Tanrısız Gençlik, bir öğretmenin anıları tarzında kaleme alınmış. Otuz dört yaşındaki tarih-coğrafya öğretmeni bir şehir lisesinde kadrolu çalışan, düzenli bir maaşı olan ve emeklilik hakkına sahip bir adam. “Ekonomik kaygıları olmadan yaşlanıp bunayabileceği” için şükretmesi gerektiğinin farkında. Ne var ki hiç mutlu değil. Ülkenin sürekli savaş halinde olmasından, her yana sinmiş faşizan zihniyetten, her gün saçma sözlerle bu zihniyeti dikte ettiren radyo yayınlarından ve bu zihniyet ile yetişen öğrencilerinden bıkmış bir halde. Öyle ki, artık mesleğini yapmaktan bile zevk almıyor. Hikaye ilerledikçe anlatıcının bıkkınlığının ve mutsuzluğunun nedenlerini zincirleme gelişen olaylarla daha iyi anlıyoruz...

 

Bir ödev kağıdında, “bütün zenciler sinsi, korkak ve tembeldir,” ifadesini gören öğretmen, öğrenciyi bu tür genellemeler yapmaması içi uyarır. Ne var ki ırk, renk, dil, din, cinsiyet gözetmeksizin bütün insanların eşit olduğu inancına dayalı bu uyarı Alman ırkının üstünlüğü fikrine tapınan öğrenciler ve velileri açısından bir hakaret, ortak değerlere saldırı biçiminde yorumlanacaktır. Sınıfta bir nefret odağı haline gelen öğretmen, kendisinden ziyade genç kuşakların geleceği için endişelenmektedir: “Bu oğlanların benim için kutsal olan her şeyi reddetmeleri, o kadar da kötü değil gerçi. Kötü olan, bunları nasıl reddettikleri, başka bir ifadeyle: Ne olduklarını bilmeden. Ama en kötüsü de, onların bu şeyleri hiç öğrenmek istememeleri! Düşünmenin her türlüsünden nefret ediyorlar. İnsanları umursamıyorlar, onlardan vazgeçmişler. Makine olmak istiyorlar: Vidalar, çarklar, pistonlar, zincirler. Fakat makinelerden ziyade mühimmat olmayı tercih ederlerdi: Bombalar, şarapneller, mermiler...”

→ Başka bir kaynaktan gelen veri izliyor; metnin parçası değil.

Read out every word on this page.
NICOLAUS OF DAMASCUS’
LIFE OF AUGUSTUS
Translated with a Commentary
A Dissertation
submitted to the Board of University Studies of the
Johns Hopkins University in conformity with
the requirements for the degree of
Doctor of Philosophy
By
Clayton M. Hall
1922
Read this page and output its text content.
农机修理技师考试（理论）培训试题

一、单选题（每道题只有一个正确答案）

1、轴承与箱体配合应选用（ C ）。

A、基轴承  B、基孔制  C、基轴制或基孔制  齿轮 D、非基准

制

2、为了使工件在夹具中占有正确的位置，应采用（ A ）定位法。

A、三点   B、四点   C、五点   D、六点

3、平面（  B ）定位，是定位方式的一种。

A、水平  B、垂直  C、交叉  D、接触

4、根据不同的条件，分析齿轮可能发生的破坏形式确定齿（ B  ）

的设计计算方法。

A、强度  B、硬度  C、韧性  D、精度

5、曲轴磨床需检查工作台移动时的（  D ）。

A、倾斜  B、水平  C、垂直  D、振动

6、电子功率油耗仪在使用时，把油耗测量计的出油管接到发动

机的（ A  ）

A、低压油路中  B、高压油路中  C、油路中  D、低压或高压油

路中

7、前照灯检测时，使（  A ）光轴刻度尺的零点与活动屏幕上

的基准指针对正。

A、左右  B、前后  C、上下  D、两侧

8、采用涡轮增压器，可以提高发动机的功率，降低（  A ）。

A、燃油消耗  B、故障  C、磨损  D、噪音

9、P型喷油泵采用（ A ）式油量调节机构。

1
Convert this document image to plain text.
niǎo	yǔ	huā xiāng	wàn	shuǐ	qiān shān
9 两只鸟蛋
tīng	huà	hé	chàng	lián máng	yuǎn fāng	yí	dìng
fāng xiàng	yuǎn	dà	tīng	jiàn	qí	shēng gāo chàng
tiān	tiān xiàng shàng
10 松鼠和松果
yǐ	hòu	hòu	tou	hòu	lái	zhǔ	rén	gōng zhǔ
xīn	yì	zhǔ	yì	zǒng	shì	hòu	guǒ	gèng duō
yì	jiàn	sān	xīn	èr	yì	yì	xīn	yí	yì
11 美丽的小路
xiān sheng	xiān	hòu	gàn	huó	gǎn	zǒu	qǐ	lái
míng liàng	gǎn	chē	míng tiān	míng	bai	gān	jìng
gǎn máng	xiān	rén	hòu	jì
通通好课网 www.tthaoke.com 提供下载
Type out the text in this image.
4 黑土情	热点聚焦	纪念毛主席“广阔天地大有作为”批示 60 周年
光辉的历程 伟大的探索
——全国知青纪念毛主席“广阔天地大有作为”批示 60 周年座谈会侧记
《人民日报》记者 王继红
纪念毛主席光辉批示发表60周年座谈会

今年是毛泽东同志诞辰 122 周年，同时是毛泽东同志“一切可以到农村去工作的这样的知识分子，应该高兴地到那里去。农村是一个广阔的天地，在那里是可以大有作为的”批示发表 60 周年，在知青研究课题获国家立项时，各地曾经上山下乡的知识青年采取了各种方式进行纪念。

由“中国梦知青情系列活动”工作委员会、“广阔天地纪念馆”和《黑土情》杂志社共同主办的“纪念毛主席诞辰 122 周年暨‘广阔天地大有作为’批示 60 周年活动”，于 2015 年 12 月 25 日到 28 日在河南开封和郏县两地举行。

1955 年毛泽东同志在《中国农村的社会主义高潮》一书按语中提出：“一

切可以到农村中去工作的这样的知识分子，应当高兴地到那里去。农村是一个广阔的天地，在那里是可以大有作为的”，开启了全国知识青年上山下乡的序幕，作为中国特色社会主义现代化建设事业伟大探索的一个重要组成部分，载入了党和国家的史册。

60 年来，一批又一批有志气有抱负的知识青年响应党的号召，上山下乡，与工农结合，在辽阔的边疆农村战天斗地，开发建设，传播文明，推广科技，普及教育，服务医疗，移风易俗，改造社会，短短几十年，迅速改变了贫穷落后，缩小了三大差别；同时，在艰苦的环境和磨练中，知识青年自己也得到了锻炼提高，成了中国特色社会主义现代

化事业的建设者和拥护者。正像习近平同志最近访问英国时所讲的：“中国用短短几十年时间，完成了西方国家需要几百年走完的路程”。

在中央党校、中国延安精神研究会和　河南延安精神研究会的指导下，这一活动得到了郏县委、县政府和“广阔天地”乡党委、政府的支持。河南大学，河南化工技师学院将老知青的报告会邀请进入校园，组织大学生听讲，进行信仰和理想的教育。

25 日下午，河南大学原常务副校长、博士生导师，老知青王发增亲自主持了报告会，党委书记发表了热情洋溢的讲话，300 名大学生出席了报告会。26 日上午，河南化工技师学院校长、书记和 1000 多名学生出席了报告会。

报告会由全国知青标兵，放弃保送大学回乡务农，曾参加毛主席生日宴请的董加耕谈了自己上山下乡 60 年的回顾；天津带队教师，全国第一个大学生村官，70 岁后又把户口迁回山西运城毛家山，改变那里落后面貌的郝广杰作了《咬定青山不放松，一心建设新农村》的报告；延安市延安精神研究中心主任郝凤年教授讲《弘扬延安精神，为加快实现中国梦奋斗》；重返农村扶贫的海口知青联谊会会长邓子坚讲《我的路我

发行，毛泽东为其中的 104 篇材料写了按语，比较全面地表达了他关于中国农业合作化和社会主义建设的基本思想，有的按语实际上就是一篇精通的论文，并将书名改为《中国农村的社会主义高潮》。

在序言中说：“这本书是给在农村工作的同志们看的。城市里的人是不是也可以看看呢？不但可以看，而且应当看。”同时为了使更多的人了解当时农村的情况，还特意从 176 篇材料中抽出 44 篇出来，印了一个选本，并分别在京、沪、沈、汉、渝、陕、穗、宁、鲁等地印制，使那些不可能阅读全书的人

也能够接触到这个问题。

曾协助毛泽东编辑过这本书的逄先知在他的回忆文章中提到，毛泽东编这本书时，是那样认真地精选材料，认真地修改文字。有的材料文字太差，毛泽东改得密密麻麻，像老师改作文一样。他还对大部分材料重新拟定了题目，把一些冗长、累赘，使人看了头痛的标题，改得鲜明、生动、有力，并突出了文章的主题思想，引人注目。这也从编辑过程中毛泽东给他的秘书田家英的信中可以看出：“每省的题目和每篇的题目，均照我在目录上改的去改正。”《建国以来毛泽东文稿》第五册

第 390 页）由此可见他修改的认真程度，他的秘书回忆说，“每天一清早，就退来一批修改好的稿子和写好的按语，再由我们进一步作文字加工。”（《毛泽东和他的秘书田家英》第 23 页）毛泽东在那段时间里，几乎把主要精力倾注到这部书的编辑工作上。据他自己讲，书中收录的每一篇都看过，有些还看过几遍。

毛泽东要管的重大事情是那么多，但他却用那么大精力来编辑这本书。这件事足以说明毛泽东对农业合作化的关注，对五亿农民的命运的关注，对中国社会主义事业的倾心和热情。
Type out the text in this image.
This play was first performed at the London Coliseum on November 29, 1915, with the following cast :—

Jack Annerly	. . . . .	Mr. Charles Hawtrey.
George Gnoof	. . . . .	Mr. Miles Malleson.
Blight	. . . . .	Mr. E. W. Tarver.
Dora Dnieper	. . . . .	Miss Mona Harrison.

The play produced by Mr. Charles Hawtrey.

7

Öğrencilerin zorunlu olarak katıldığı yaz kampında rehberlik yapmakla görevlendirilen öğretmen trajik bir olayın sonucunda endişelerinde ne denli haklı olduğunu anlayacaktır. Artık bir yol ayrımındadır. “Çoğunluğa karşı tekliğin elinden ne gelir ki?” diye yakınan genç adam her şeyi kaybetmek pahasına da olsa çoğunluğa karşı direnebilecek midir?



 

Kötülüğün doğası

 

Tanrısız Gençlik, gerek gençliği konu edişi gerek işlediği temalarla Robert Musil’in Öğrenci Törless’in Bunalımları ve William Golding’in Sineklerin Tanrısı romanlarını hatırlatıyor. Öğrenci Törless’in Bunalımları’nı, askeri okullarda verilen eğitimin ve disipline dayalı sistemin içinde yaşadığı toplumun “ruhunu” yansıttığının farkındalığıyla -1906 yılında- kaleme almıştı Musil. William Golding ise Sineklerin Tanrısı’nı yazarken İkinci Dünya Savaşı'nda tanıklık ettiği vahşetin etkisindeydi. Issız bir adada mahsur kalan gençlerin giriştikleri iktidar mücadelesini anlatırken, onların içinde barındırdıkları iyilik potansiyelinden ziyade insanın doğasını ve kötülüğü sorgulamıştı. Musil’in romanında felsefe, Golding’inde hikaye öne çıkıyordu; Tanrısız Gençlik de hem zaman hem de anlatım özellikleri açısından bu iki romanın arasına yerleşiyor.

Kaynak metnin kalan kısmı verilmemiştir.